If you're willing to give me a link for all the licenses for software you haven't written but are including along with the code, I'd appreciate it, so I can double-check.
The benchmarks programs are different in Windows and Linux, because the algorithms compared are different. In Windows don't have the GCC algorithms, and in Linux don't have the PPL algorithms.
Ok; please try to share everything that's practical.
About the int_array objects. The constructor and the operator = function with an 64 bits integer as parameter, are functions used before, but don't used now. The operator << is the same.
Please delete them then. They confused me, and I don't want to maintain or answer questions about any unused code.
The reason for to implement a complex comparison function, is because in a sort algorithm the two main functions are move and compare. I want to implement the worst case, big objects hard to move and hard to compare.
I'm ok with that, but please mention it in your documentation if you don't already.

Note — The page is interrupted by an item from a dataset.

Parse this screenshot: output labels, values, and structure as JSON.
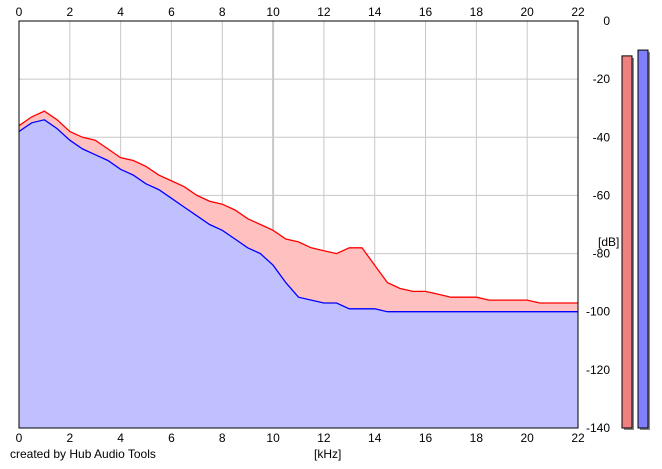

About the optimization of the code I use the -O3 optimization parameter for all the code. The TBB parallel stable sort have 4 different versions ( Open-MP, CilkPlus, TBB high level and TBB low level), the fastest is TBB low level and due this is the used in the benchmarks.
In the attached file (parallel_objects.txt) you can see the results in my machine with all kind of data (sorted, reverse sorted, random, random %50000000, random % 10000, and equal elements).
Those numbers look good! If the numbers on my test system (dual-boot Windows and Linux) look anything like that, I say it's good enough to include. In particular, I appreciate that you added the already-sorted optimization; that's a surprisingly common case. I've seen duplicate sorts (they sorted the data 2 times, every time) deployed to hundreds of thousands of computers; nobody noticed until I looked because the sort routine had an optimization for already-sorted data, and the duplicate sort only took 1% of the total sort time.
About to use the code for to parallelize spreadsort, feel free for to use. And if you need help , need any question or have any problem, please, say me.
When you decide to do , say me and I will prepare a description of the two approach used in order to decide the best for your code, and how to implement. Some things are complex to understand reading only the code.
Not today. Let's get your algorithms debugged, documented, and into Boost before we try anything that complicated. Please let me know when you're done with your updates and are ready for me to review the documentation and code.